Parece que foi ontem:
olhares afoitos, semblantes de ansiedade e o espírito de aventureiro que se
atira em meio ao desconhecido radiante em cada indivíduo. Instaurava-se então a
vivência e a convivência permeadas por impulsos; uns pela certeza do porque de
estarem ali, outros pela necessidade de encontrar tal afirmação, mas todos
envolvidos pelo ideal de fazer acontecer.
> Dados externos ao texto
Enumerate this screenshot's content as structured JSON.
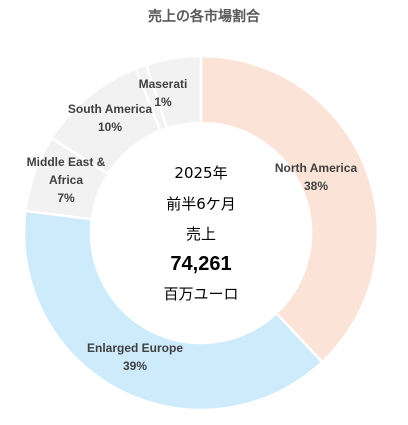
{
  "chart_data": {
    "type": "pie",
    "title": "売上の各市場割合",
    "center": {
      "line1": "2025年",
      "line2": "前半6ケ月",
      "line3": "売上",
      "value": "74,261",
      "unit": "百万ユーロ"
    },
    "slices": [
      {
        "name": "North America",
        "percent_label": "38%",
        "value": 38,
        "color": "#fbe3d8"
      },
      {
        "name": "Enlarged Europe",
        "percent_label": "39%",
        "value": 39,
        "color": "#cdebfb"
      },
      {
        "name": "Middle East & Africa",
        "name_lines": [
          "Middle East &",
          "Africa"
        ],
        "percent_label": "7%",
        "value": 7,
        "color": "#f2f2f2"
      },
      {
        "name": "South America",
        "percent_label": "10%",
        "value": 10,
        "color": "#f2f2f2"
      },
      {
        "name": "Maserati",
        "percent_label": "1%",
        "value": 1,
        "color": "#f2f2f2"
      },
      {
        "name": "",
        "percent_label": "",
        "value": 5,
        "color": "#f2f2f2"
      }
    ]
  }
}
Começávamos então uma mesma jornada
juntos, passávamos a encarar o mesmo desafio de desbravar o universo das Letras
e fazer deste nosso habitat natural, nosso templo, nosso lar e nossa fonte de
força e inspiração, mas também o refúgio nos momentos de introspecção, onde a leitura
foi a melhor amiga, aquela que acolhe, diverte e passa o tempo nos momentos
mais amenos, não deixando de ser tirana, inconveniente e exaustiva nos ápices de
estudos e pesquisas, mas que ainda assim não renegando tal amizade fez-nos
crescer, seja como professores, estudiosos, pesquisadores ou na essência mais
pura do ser humano.
Foram três curtos-longos
anos, onde muito aconteceu, deixou de acontecer, não deveria ter acontecido ou
aconteceu menos vezes que o desejado, mas o importante é que fizemos,
desfizemos, refizemos e acima de tudo não deixamos de fazer. E nessa ciranda
mágica de ações e reações teve um pouco de tudo, rotina, entendimentos,
desentendimentos, laços sólidos de amizade nascendo, conflitos que vieram à
tona, e entre um acontecimento e outro sempre havia tempo para encenar uma peça
teatral, declamar uma poesia ou fazer uma apresentação musical. Tal magia fez o
tempo passar diante de nossos olhos de tal forma que só o notamos quando
olhamos para trás e conseguimos perceber o quanto andamos, o quanto mudamos, o
quanto crescemos. Mas no decorrer deste processo a palavra magia teve seu lugar
único e exclusivo no dicionário apenas, porque na árdua rotina de estudioso da
língua e nos momentos mais áridos deste caminho as armas fundamentais foram
dedicação, esforço e perseverança, seja de nós que completamos tal ciclo, seja
por parte dos professores que com a grandeza dos verdadeiros mestres deram-nos
todo o respaldo necessário para que pudéssemos galgar tal caminho com o máximo
de segurança possível.
E hoje ao dar-se por
consumado o ápice de toda essa trajetória inspiro-me num puro momento de
epifania para juntar duas indagações de grandes mestres da literatura e
perguntar ao íntimo de cada um de nós: “E agora, José?” “Valeu a pena?”. Pois
bem, não só valeu a pena, como cada momento se fez válido e cada indivíduo pode
mostrar seu valor, seja de forma mais explicita ou mais discreta, pois para
quem tem a palavra como elemento crucial, até o silêncio não passa como algo
mudo. Enfim, “não serei o poeta de um mundo caduco”, tampouco “cantarei o mundo
futuro”, porque o mundo futuro começa pelos professores do amanhã, e os
professores do amanhã são vocês meus colegas, somos nós. Porque ninguém se
torna professor, tal feitio é um dom, um estado de graça, o título que
recebemos hoje já é um brasão que brilha em nossas almas há tempos, e por isso,
a partir de então independente se este será ou não o ofício oficial de cada um
de nós, já somos por essência docentes na disciplina “arte da vida”.